Majority Republicans in the U.S. House avoided an internal squabble and picked a new leader Wednesday, and after several years of lurching from one fiscal crisis to the next, the chamber passed a budget that would avert any such showdowns until 2017.
The bipartisan, $80 billion bill would raise the debt ceiling until March 2017 and would increase unpopular, across-the-board spending caps on domestic and military spending for two years.
The 266-167 House vote sent the budget plan to the Senate, which could start work on it as early as Thursday. Time is critical because both chambers of Congress need to raise the U.S. borrowing authority by November 3 to avert a potential default on the national debt.
Adoption of the package also would let Congress sidestep threats from its most conservative members to force a partial government shutdown in protest against continued borrowing.
The budget deal was a crowning achievement for outgoing Republican Speaker John Boehner of Ohio, who had vowed to “clean the barn” before leaving his post and Congress this week. Boehner was a key player in negotiating the budget deal, along with Senate Republican leaders and President Barack Obama.
Most Democrats voted for the budget deal, saying it would eliminate the frequent showdowns of the past several years and provide the U.S. economy with much-needed certainty and stability. A large number of Republicans opposed the agreement, saying it had been negotiated in secret and borrowed from the future to pay for the present. Several Democratic members took the unusual step of thanking Boehner for his role in forging the spending compromise.
After the vote, Democratic House Minority Leader Nancy Pelosi of California and Senate Minority Leader Harry Reid of Nevada praised the budget deal, singling out Obama and Boehner for coming together on a compromise that they said would benefit working Americans.
House Republicans met behind closed doors earlier Wednesday and voted to nominate Ways and Means Committee Chairman Paul Ryan of Wisconsin to become Boehner's successor. The full House will vote to elect a new speaker Thursday, and Ryan is expected to win the gavel.
Ryan, 45, who was his party's vice presidential nominee in 2012, thanked his Republican colleagues for the honor of the nomination as speaker, and he pledged to unify the fractured party and give rank-and-file lawmakers a say in shaping legislation.
At a party meeting earlier in the day, one lawmaker quoted Ryan as saying, "I don't plan to be Caesar, calling all the shots around here."
Ryan also thanked Boehner for serving with distinction, but he said that his party had lost its vision and that it would be replaced with a new one.
Ryan said that he would vote for the new spending plan and an increase in the country's borrowing authority, but that the process that shaped the budget deal "stinks," because top lawmakers bypassed lower-ranking legislators.
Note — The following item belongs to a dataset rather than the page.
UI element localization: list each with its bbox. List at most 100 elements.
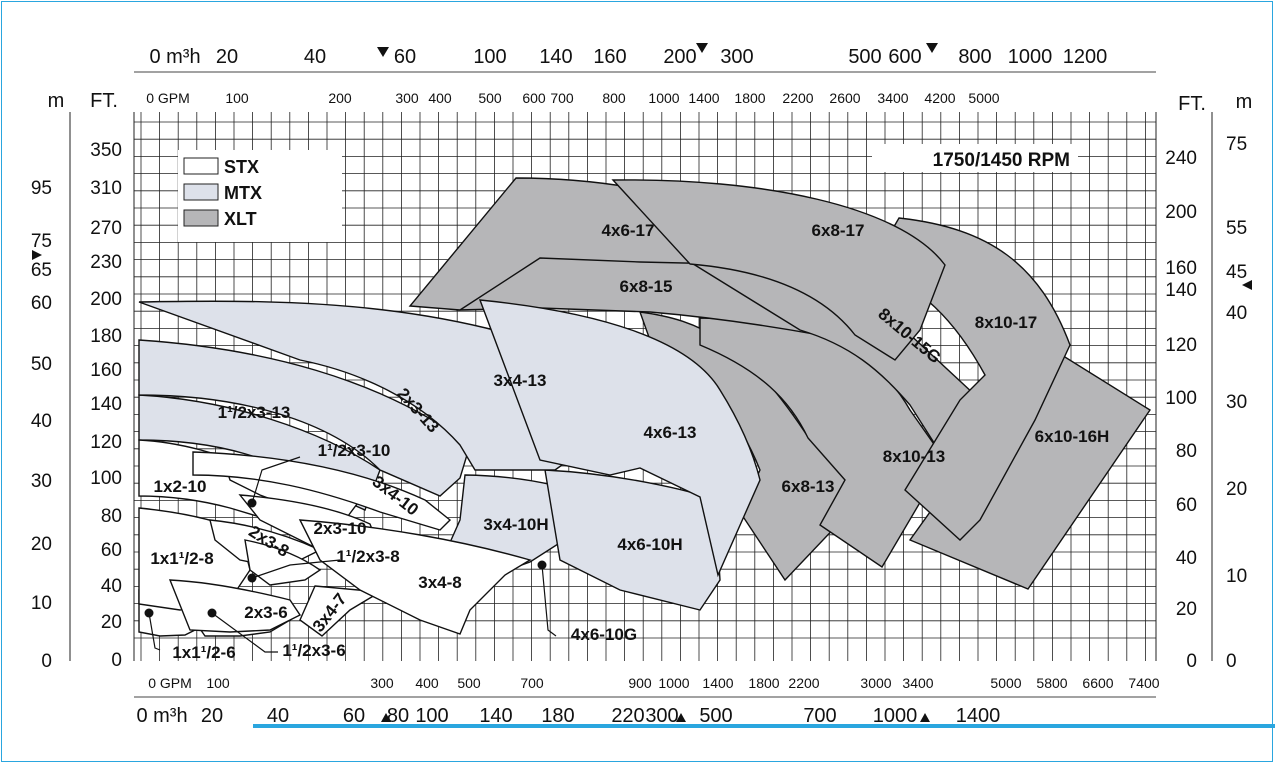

"What I’ve heard from members over the last two weeks is a desire to wipe the slate clean, put in place a process that builds trust, and start focusing on big ideas," Ryan said in a statement.
He said the budget plan "will go a long way toward relieving the uncertainty hanging over us, and that’s why I intend to support it. It’s time for us to turn the page on the last few years and get to work on a bold agenda that we can take to the American people."
The congressman's nomination for speaker came at a tumultuous time for House Republicans, after Boehner shocked Capitol Hill by resigning last month amid opposition from conservative members of his own party.
The speaker of the House of Representatives is one of the most powerful positions in Washington. The speaker is second in the line of succession to the U.S. presidency, if both the elected president and vice president die or leave office before their terms expire. That succession of power has never happened in the country's 239-year history.
Some material for this story came from AP, AFP and Reuters.